Swine flu has been very active in the northern hemisphere throughout the summer, which makes it exceptional for flu viruses.  Typically, influenza viruses don't do much during the summer.  Heath care experts seem nervous about what might happen during the cold months.

So far, the virus has not been particularly lethal.  There have been 1000 H1N1 related deaths in the United States.  That is not atypical for flu viruses.  But viruses tend to mutate. 
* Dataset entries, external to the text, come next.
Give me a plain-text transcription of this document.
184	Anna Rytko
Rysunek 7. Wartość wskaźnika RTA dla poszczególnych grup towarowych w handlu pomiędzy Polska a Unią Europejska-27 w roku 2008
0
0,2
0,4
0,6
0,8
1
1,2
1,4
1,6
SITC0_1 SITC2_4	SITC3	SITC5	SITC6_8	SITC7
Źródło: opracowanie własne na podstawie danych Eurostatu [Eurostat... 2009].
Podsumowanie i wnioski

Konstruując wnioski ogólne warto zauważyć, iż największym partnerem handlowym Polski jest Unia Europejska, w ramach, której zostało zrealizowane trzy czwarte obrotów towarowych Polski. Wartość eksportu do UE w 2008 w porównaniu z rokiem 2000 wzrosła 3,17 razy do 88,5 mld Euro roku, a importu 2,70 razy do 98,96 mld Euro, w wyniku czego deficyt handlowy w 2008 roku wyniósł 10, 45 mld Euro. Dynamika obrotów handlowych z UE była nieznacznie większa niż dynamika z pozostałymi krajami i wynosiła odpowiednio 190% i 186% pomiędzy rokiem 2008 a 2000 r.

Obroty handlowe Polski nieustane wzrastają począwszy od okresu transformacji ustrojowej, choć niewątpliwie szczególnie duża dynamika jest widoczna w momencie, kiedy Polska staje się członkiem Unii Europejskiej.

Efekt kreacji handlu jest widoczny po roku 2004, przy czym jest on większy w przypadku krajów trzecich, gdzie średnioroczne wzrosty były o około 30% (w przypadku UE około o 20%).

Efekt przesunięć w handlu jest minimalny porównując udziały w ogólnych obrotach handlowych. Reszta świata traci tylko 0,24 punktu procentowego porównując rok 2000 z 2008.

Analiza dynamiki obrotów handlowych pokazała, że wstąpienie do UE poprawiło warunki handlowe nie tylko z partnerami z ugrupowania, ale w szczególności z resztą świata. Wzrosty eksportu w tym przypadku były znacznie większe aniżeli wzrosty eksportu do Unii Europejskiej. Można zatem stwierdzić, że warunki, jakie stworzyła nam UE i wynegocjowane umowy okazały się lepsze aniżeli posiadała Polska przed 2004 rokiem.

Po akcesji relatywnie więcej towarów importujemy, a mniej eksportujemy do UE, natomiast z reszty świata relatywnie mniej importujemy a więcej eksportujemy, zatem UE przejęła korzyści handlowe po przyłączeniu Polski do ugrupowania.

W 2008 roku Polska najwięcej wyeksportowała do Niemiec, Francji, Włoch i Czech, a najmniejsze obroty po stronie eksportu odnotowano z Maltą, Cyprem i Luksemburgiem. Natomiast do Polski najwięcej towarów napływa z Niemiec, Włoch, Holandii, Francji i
Who knows how this will all play out? 

A good friend of mine sent out an email late last week.  It was addressed to a dozen or so friends.  I quote it here:
I have seen the flu spread at work (all the media inspired panic aside) and it has hit some people pretty hard.  If any of you find your household laid up and want some help please don't hesitate to call [my wife] and me to pick up groceries, medicine, or whatever you might need. 
Times of crisis come and go.  And, in the end, of course, each of us will succumb to something.  What matters is how we face these emergencies.  I think my friend's email epitomizes the noble heart of mankind:  community, cooperation, taking care of each other.  That is how our species managed to get through its hunter-gatherer desperation; that is how we managed to spread from the Serengeti plains to every far-flung corner of the globe.

So, who knows what the swine flu will bring?  But if we face it together, it will be a whole lot nicer, win or lose.  

The Methodists have a proverb that I find apt for this time:  "If you're born to hang, you ain't gonna drown.  So let the big cat jump!"